Pois foi em meio a um dia com cara de Cioran e sob um frio dostoievskiano que acompanhei a viagem-relâmpago de Jeff Bezos ao espaço. O que ele, o homem mais rico do mundo, expoente da Revolução Digital e senhor do "capitalismo do futuro", teria a dizer sobre a experiência não única, mas rara, de admirar a imensidão escura, para além da qual só há mistério?

Minha esperança era a de que o departamento de comunicação da Amazon ou da Blue Origin criassem algum tipo de mensagem tão marcante quanto o “este é um pequeno passo para o homem, mas um passo enorme para a Humanidade”, de Armstrong. Afinal, imagine quantos PhDs e quanta diversidade racial e sexual não há nesses departamentos de comunicação.
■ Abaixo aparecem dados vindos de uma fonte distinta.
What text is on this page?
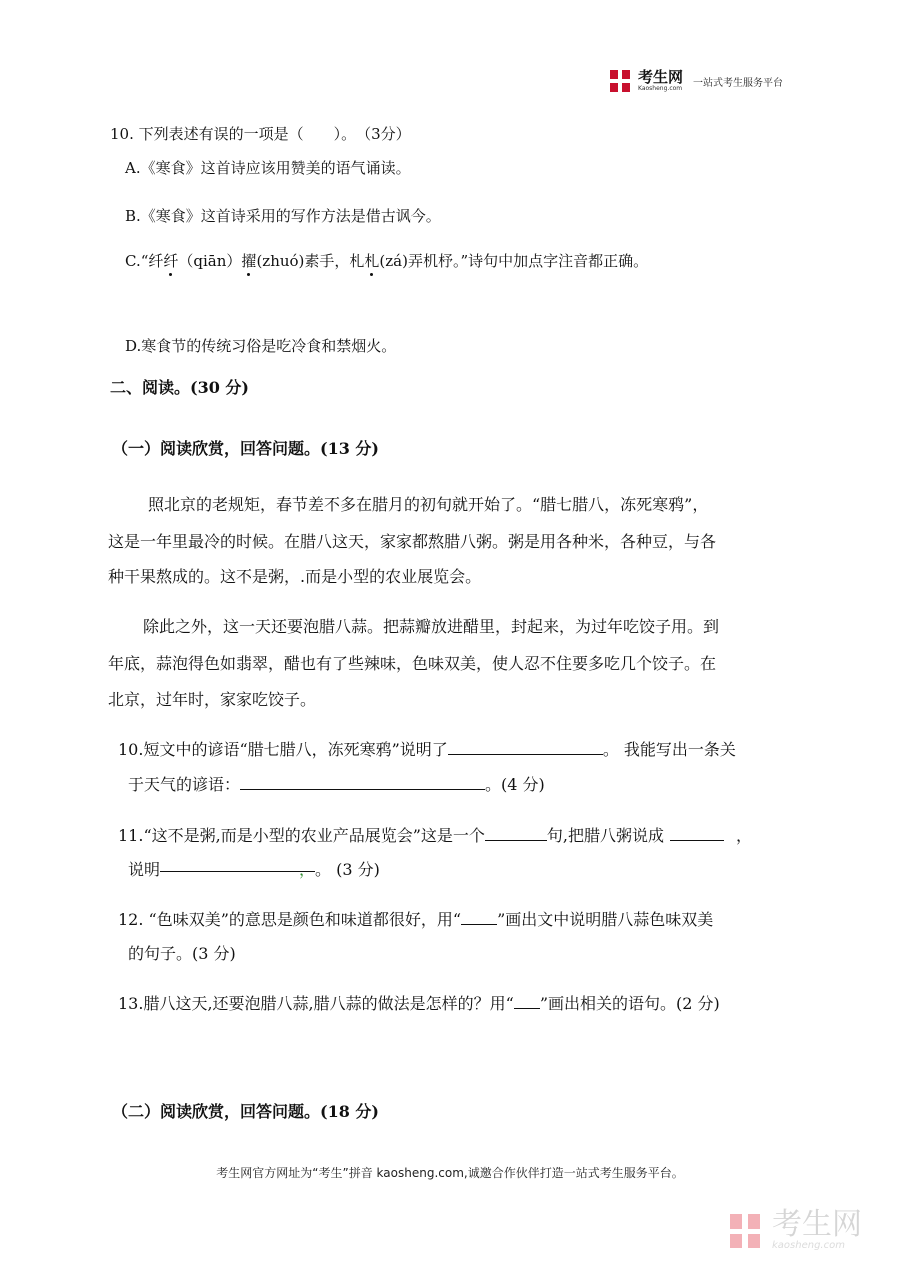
考生网
Kaosheng.com 一站式考生服务平台
10. 下列表述有误的一项是（　　）。　（3分）
A.《寒食》这首诗应该用赞美的语气诵读。
B.《寒食》这首诗采用的写作方法是借古讽今。
C.“纤纤（qiān）擢(zhuó)素手，札札(zá)弄机杼。”诗句中加点字注音都正确。
D.寒食节的传统习俗是吃冷食和禁烟火。
二、阅读。(30 分)
（一）阅读欣赏，回答问题。(13 分)
照北京的老规矩，春节差不多在腊月的初旬就开始了。“腊七腊八，冻死寒鸦”，
这是一年里最冷的时候。在腊八这天，家家都熬腊八粥。粥是用各种米，各种豆，与各
种干果熬成的。这不是粥，.而是小型的农业展览会。
除此之外，这一天还要泡腊八蒜。把蒜瓣放进醋里，封起来，为过年吃饺子用。到
年底，蒜泡得色如翡翠，醋也有了些辣味，色味双美，使人忍不住要多吃几个饺子。在
北京，过年时，家家吃饺子。
10.短文中的谚语“腊七腊八，冻死寒鸦”说明了	。 我能写出一条关
于天气的谚语：	。(4 分)
11.“这不是粥,而是小型的农业产品展览会”这是一个	句,把腊八粥说成	，
说明	，。 (3 分)
12. “色味双美”的意思是颜色和味道都很好，用“ ”画出文中说明腊八蒜色味双美
的句子。(3 分)
13.腊八这天,还要泡腊八蒜,腊八蒜的做法是怎样的？用“ ”画出相关的语句。(2 分)
（二）阅读欣赏，回答问题。(18 分)
考生网官方网址为“考生”拼音 kaosheng.com,诚邀合作伙伴打造一站式考生服务平台。
考生网
kaosheng.com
Fossem quais fossem as palavras de Bezos à porta da cápsula espacial, tinha certeza de que elas estariam gravadas não só nos livros de história, mas também na memória coletiva, como prenúncio de uma Nova Era.

Mas aí Bezos me sai com um agradecimento aos clientes da Amazon. “Vocês pagaram por isso”, disse ele, tão emocionado quanto um gerente das Casas Bahia que acabou de vender a geladeira mais cara da loja. Tão poético quanto o som do último carimbo de um cartorário. Tão inspirador quanto um tuíte de Paulo Coelho.

Sorumbático, saí para a sacada e lá fiquei, primeiro admirando o crepúsculo rosa do inverno curitibano e depois assistindo ao surgimento das primeiras e escassas estrelas. E, depois de algum tempo, chegando à conclusão de que não há erro no plano divino. Talvez o mais acertado mesmo seja jamais permitir que alguém com espírito de poeta vá ao espaço – para não corrermos o risco de ouvirmos ou um trocadilho infame ou uma epifania da qual não daremos conta.